So erwähnen die den Versicherten behandelnden Fachkräfte der Klägerin - der Arzt für Allgemeinmedizin Dr. B und der Psychotherapeut
G - im ärztlichen Verlaufsbericht zumindest bis zum 16. August 2004 durchgängig die gestörte Kritik- und Urteilsfähigkeit
des Versicherten, was angesichts der o.g. Krankheitslegende zu den zentralen Elementen einer paranoiden Persönlichkeitsstörung
zählen dürfte. Darüber hinaus beschreiben sie das in vielerlei Hinsicht normabweichende, oft auch agitierende Verhalten des
Versicherten: so provozierte er immer wieder Personal und Mitpatienten in vielfältiger, teilweise verbal aggressiver Weise,
hatte Anpassungs- und Unterordnungsschwierigkeiten in der Erlebnistherapie, die nicht nur zu negativen Rückmeldungen aus der
Gruppe (z.B. durch die Bezeichnung als "Spinner"), sondern vereinzelt sogar zum Ausschluss aus der gemeinsamen Gruppenaktivität
führten. Auch zeigte er teilweise wenig Motivation zur Mitarbeit und fast durchgängig geringe Krankheitseinsicht, was sich
in ausweichenden Reaktionen (z.B. nach Trinkrückfällen) oder im Überspielen von Defiziten und Problemen äußerte. Für das Vorliegen
einer paranoiden Persönlichkeitsstörung im fraglichen Zeitraum spricht auch die Erwähnung dieser Diagnose im Reha-Entlassungsbericht
der Einrichtung "Haus Sch" vom 29. Oktober 2004. Die "querulatorisch-paranoiden Verhaltens- und Reaktionsmuster" des Versicherten
stellten nach diesem Bericht eines der wesentlichen Hindernisse für eine erfolgreiche Reha-Behandlung dar.

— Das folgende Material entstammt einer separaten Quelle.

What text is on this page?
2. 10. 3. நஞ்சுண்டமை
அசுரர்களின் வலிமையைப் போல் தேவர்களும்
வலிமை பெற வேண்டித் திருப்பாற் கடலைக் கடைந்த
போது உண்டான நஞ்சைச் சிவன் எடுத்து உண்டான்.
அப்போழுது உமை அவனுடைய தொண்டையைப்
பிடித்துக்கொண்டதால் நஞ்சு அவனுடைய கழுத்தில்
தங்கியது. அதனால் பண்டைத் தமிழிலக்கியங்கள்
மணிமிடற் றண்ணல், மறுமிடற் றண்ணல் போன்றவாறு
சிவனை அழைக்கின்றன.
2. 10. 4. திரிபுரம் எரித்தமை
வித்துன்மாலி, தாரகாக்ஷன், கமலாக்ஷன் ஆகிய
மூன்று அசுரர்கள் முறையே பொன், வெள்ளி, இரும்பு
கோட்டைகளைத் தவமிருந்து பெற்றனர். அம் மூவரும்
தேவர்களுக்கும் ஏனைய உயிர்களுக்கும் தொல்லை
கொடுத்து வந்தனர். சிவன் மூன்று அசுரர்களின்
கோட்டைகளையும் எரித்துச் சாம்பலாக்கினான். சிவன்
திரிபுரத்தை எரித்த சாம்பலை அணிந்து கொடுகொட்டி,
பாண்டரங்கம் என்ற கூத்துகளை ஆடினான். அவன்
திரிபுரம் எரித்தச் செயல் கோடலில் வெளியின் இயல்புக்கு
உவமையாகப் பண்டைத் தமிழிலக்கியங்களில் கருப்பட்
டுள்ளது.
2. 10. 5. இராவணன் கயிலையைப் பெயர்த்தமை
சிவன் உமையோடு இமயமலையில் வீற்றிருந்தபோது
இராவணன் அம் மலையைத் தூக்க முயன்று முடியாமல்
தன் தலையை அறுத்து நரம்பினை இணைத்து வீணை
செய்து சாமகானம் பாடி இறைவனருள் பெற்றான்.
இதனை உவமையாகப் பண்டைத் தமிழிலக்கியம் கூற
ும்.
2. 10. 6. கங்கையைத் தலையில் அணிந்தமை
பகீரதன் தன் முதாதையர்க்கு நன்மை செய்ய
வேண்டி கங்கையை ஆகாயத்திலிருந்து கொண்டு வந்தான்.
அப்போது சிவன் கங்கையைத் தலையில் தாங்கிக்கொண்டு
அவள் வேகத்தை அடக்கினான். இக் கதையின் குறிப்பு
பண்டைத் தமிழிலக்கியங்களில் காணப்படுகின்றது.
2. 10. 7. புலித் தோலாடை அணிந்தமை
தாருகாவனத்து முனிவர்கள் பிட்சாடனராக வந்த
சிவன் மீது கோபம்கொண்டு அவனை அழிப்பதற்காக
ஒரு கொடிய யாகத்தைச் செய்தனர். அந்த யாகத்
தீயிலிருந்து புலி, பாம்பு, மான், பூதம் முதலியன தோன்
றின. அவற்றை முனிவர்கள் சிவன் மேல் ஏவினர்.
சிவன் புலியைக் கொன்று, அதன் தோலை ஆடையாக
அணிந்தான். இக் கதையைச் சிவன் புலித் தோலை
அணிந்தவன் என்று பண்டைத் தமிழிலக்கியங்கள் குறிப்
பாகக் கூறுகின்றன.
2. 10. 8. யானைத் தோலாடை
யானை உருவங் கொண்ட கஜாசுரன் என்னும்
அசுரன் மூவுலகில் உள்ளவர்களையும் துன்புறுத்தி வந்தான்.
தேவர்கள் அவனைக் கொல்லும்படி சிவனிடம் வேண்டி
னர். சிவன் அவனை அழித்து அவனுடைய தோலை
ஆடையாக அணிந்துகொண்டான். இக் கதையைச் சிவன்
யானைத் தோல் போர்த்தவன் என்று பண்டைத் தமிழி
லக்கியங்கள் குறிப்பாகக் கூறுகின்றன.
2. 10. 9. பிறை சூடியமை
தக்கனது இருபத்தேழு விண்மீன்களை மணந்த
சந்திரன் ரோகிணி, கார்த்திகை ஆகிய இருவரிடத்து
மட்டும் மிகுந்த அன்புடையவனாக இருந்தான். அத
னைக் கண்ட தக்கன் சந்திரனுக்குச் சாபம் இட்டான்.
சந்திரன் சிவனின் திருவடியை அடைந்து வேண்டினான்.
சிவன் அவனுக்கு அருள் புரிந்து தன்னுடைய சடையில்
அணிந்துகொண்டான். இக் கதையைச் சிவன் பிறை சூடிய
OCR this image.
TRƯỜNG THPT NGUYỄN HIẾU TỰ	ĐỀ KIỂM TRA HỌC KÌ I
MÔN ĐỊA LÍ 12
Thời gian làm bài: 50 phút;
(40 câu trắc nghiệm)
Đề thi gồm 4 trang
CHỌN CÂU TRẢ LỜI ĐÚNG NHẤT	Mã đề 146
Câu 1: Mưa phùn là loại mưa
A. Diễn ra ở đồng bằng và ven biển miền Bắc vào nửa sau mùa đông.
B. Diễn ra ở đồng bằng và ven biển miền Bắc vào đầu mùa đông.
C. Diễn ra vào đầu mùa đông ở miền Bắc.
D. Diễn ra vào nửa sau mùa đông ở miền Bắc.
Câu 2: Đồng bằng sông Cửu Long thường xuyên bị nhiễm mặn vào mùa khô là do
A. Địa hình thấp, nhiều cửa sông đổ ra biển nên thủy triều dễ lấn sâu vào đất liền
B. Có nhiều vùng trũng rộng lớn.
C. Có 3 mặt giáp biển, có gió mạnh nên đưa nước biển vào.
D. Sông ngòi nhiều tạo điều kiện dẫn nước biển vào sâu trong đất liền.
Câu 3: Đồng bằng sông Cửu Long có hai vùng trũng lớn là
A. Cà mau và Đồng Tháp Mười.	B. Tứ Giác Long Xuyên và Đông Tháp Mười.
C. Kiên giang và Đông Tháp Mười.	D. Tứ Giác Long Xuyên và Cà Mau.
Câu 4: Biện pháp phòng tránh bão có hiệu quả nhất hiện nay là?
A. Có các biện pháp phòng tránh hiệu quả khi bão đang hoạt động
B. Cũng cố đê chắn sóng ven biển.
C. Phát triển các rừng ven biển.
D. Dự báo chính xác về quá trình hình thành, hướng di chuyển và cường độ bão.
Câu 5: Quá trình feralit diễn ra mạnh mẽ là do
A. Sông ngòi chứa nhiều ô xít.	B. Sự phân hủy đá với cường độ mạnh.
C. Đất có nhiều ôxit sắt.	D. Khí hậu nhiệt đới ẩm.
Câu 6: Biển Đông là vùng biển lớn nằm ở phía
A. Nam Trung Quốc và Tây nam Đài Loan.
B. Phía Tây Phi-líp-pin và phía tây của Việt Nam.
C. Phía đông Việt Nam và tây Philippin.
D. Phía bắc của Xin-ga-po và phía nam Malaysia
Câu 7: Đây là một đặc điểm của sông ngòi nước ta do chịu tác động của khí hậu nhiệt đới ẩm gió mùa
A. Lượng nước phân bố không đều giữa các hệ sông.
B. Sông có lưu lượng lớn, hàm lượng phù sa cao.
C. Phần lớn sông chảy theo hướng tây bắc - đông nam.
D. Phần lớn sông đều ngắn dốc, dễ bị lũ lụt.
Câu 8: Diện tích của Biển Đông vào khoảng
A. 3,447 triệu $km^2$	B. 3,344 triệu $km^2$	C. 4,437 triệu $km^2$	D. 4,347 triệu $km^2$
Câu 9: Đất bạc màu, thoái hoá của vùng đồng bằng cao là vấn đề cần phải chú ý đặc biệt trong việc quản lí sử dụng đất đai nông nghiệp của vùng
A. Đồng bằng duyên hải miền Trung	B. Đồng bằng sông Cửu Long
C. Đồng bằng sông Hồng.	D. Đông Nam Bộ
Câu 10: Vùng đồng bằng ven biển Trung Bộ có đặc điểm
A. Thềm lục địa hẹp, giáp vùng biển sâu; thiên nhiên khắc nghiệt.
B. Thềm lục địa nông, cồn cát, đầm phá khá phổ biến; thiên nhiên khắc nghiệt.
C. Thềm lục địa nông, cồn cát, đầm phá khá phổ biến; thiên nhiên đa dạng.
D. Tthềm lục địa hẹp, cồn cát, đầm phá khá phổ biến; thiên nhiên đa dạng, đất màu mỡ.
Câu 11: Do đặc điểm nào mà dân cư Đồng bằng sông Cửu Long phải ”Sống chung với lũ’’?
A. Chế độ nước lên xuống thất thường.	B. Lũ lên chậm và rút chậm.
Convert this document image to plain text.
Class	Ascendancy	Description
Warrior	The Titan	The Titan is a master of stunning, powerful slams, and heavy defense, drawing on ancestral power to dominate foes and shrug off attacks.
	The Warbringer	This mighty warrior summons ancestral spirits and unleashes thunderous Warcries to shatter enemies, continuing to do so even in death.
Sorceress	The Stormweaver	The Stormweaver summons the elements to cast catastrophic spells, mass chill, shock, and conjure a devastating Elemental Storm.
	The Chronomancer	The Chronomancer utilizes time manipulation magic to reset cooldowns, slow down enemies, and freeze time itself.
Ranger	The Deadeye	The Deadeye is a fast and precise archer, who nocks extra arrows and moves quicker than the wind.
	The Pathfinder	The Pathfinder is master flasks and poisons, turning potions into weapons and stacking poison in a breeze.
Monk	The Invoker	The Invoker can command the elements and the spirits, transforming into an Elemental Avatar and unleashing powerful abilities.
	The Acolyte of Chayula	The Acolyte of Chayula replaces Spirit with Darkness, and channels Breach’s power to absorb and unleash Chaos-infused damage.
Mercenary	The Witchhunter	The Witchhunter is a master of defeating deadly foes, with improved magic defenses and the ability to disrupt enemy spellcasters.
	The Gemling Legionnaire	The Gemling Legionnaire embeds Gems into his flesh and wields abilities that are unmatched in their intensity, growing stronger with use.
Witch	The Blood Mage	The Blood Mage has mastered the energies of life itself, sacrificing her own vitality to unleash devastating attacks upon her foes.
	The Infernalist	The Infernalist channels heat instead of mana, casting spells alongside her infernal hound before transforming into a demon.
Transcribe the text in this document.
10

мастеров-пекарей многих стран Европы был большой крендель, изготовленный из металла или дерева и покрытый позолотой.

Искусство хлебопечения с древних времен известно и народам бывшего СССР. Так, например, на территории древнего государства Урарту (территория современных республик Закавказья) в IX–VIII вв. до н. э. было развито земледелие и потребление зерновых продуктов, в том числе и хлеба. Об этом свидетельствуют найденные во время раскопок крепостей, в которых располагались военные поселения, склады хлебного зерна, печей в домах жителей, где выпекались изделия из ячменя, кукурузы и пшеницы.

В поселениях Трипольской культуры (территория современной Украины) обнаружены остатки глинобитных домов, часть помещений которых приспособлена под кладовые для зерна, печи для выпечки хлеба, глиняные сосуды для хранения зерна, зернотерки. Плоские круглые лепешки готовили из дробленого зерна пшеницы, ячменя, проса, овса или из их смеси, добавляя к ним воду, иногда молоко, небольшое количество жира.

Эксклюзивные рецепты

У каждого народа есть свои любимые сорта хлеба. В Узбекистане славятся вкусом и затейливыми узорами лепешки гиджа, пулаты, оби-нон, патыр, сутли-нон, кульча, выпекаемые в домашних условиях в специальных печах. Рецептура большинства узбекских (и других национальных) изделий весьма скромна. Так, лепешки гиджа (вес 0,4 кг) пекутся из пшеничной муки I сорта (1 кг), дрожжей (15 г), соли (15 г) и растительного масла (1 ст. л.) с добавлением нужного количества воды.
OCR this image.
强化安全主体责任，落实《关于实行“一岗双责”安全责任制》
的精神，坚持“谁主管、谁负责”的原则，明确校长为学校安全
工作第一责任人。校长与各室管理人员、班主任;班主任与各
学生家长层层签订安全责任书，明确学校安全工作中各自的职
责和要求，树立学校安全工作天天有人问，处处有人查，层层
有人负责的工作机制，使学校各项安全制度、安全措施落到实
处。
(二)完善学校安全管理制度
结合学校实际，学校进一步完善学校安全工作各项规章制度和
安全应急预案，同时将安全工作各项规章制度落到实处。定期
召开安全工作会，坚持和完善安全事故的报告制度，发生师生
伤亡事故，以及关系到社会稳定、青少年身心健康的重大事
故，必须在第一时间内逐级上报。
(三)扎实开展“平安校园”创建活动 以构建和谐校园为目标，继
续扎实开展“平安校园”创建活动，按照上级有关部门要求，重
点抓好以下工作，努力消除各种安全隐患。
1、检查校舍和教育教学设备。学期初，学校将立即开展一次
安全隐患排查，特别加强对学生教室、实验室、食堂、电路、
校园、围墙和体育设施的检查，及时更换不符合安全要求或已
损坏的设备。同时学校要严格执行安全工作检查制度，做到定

Nicht ausreichend für die Bejahung der o.g. Diagnose ist es allerdings, wenn in der Krankenakte immer wieder die Einschätzung
"paranoid" wiedergegeben wird, ohne dass für den Leser deutlich wird, welche konkreten Reaktionen der Versicherte auf welches
konkrete Verhalten anderer zeigte.
Andererseits wurden offensichtlich - und ohne nähere Begründung durch die Klägerseite - wesentliche Möglichkeiten zur differential-diagnostischen
Eingrenzung der beim Versicherten unstreitig vorhandenen weiteren psychischen Erkrankung nicht genutzt. Wie von der MDK-Ärztin
H in der mündlichen Verhandlung vor dem Senat zu Recht beanstandet, wurden weder bildgebende Verfahren zur Ermittlung eine
eventuellen Hirnvolumenminderung angewandt noch eine ausführliche Anamnese erhoben. Letztere sollte, verbunden "mit präzisem
Herausarbeiten immer wiederkehrender Verhaltensmuster und einer aktiven Überprüfung des Vorliegens der diagnostischen Kriterien",
die "gesamte psychiatrische Vorgeschichte und die Biographie des Patienten" umfassen, "um so die Störungsmuster im Kontext
der individuellen Entwicklung und Lebensgeschichte einschätzen zu können" (so die von der Arbeitsgemeinschaft wissenschaftlicher
Fachgesellschaften (AWMF) herausgegebene Leitlinie "Persönlichkeitsstörungen", unter Ziffer 2.3, vorletzter Absatz, abrufbar
unter http://www.awmf.org/uploads/tx_szleitlinien/038-015_S2_Persoenlichkeitsstoerungen_05-2008_05-2013.pdf, recherchiert
am 3. Juni 2011). Ohne diese weitere differential-diagnostische Abklärung bzw. ohne Erläuterung des Krankenhauses für den
Verzicht auf diese Maßnahmen bleiben nach Auffassung des Senats nicht nur unerhebliche Zweifel, ob die Diagnose einer (paranoiden)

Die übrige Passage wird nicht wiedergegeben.